Soru: Eğer her şey bir yanılsamaysa, kişi Yaradan gibi, maddelerden bir şey yarattığında ne olur?

Cevap: Bizler, Yaradan gibi hiçbir şey yaratmayız. Sadece üst ışığı almaya başlarsak, onun yardımıyla özümüz, egoizmimiz, arzularımız üzerinde çalışabiliriz. Bizler o zaman, bir şekilde, Yaradan’a benzerliğimiz ölçüsünde, O’nun eylemlerini anlamaya başlayabiliriz ama O’nun özünü değil.

 

Manevi Edinim

Soru: Kişi manevi merdivenin basamaklarında pratik olarak nasıl ilerleyebilir? Manevi edinim nedir? Kabala’nın, bir grupta pratik çalışma olduğunu öğreniyoruz ama bu hissiyat nerede?

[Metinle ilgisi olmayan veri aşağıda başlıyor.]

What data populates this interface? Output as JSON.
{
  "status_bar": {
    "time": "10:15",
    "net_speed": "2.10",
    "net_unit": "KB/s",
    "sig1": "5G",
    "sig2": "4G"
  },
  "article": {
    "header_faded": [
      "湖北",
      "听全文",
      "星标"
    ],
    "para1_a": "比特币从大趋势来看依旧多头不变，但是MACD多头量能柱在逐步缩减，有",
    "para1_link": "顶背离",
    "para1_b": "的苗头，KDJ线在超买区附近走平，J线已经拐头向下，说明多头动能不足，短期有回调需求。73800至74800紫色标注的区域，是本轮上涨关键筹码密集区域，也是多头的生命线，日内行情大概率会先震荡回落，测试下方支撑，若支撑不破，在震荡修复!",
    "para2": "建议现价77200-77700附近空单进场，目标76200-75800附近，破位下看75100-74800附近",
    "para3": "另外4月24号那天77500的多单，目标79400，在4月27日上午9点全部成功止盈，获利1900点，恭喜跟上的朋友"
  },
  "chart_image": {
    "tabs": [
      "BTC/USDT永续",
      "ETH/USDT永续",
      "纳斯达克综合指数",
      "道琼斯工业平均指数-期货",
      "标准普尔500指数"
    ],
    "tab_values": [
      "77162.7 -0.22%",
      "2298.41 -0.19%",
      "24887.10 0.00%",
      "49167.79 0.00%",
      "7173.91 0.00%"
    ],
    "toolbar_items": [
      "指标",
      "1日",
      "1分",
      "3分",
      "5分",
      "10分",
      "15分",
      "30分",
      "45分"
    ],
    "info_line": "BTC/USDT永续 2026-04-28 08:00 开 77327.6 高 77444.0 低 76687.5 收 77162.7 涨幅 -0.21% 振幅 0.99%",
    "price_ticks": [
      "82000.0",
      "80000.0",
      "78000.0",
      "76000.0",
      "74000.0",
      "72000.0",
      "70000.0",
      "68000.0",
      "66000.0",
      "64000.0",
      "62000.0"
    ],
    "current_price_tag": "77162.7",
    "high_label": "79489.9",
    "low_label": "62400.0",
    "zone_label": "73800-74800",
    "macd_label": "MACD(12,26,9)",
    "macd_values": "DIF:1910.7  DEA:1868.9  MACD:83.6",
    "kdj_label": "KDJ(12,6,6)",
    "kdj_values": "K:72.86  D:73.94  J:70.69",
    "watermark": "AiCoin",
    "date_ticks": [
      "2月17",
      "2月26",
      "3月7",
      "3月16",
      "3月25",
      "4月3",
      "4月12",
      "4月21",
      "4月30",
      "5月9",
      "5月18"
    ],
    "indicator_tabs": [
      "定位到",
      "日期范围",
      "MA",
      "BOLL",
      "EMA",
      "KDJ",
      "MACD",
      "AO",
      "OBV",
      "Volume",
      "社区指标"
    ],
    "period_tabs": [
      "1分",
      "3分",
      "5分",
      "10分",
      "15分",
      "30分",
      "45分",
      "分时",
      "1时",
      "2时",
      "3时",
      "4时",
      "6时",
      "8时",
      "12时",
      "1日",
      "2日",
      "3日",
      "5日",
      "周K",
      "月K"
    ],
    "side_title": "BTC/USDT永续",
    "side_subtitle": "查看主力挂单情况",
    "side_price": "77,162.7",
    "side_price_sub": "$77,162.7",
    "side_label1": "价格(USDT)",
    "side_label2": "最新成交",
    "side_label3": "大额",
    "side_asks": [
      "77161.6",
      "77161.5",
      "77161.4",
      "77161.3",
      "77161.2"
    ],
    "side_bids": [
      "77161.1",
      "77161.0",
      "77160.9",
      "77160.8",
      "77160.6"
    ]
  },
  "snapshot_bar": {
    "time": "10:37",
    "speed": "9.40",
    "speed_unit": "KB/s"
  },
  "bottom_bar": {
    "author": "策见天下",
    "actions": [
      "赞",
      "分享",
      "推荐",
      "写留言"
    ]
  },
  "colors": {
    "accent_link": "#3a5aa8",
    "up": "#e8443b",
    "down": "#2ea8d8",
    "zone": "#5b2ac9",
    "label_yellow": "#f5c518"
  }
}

Cevap: Onlunun içindedir.  Onlunun merkezinde bir noktada birleşmeye çalışarak, “manevi” dediğimiz koşula girersiniz. On farklı nitelikten, tek bir noktada birleşmeye yönelik çabalar, tüm bu nitelikler, tek bir noktada birleşerek  “Yaradan” olarak adlandırdığımız şeyi özetlemektedir.

Buna ulaştığınızda ve üst güçle temas halinde olduğunuzu hissettiğiniz anda, hemen çemberin o merkez noktasından nasıl saptığınızı hissetmeye başlarsınız, birbirinizden uzaklaşırsınız. Şüphe duyarsınız, nefret edersiniz, reddedersiniz ve birbirinizi anlamazsınız. Doğal olarak, Yaradan’ınız da ortadan kaybolur.

Ve tekrar bir araya gelip birleşmeye çalışmalısınız. Ama bu bir sonraki seviyede olacaktır. Ve tekrar birlik noktasına ulaşacaksınız ve bunun içinde Yaradan’ı, O’nun daha içsel niteliklerini hissedeceksiniz. Bu zaten edinimin ikinci seviyesi olacaktır ve böyle devam eder.

 

Manevi Bayramlar, Bölüm 3

Yom Kippur – Kendi Kendini Yargılama

Roş Haşanah’dan on gün sonra Yom Kippur gelir.

Roş Haşanah boyunca kişi uyanır, ihsan etme niteliğini elde etmek için Yaradan gibi olmak ister. Yaradan ile eşdeğer olmak isteyen kişi,  kendini giderek daha fazla hisseder ve onuncu günde, Yaradan’a tamamen zıt, mutlak bir egoist olduğunu gördüğü duruma gelir.

Yom Kippur veya Kefaret Günü, bizim kötü doğamızın ifşa olduğu, kişinin kendini yargıladığı gündür.

Kişi, kendisine etki eden güçlerin egemenliği altında, kendisini bir egoist olarak doğru bir şekilde algılamaya başlar ve onlarla baş edemez. Prensip olarak, bu bir kişinin hatası değil, verilen bir şeydir. Bu yüzden kişinin kendini bu şekilde konumlandırması gerekir.

Elbette, hiç kimse,  tüm bunları onun için ayarlayan Yaradan’ da dahil olmak üzere onu yargılamaz. Bu, kişinin, manevi durumu hakkındaki farkındalığıdır.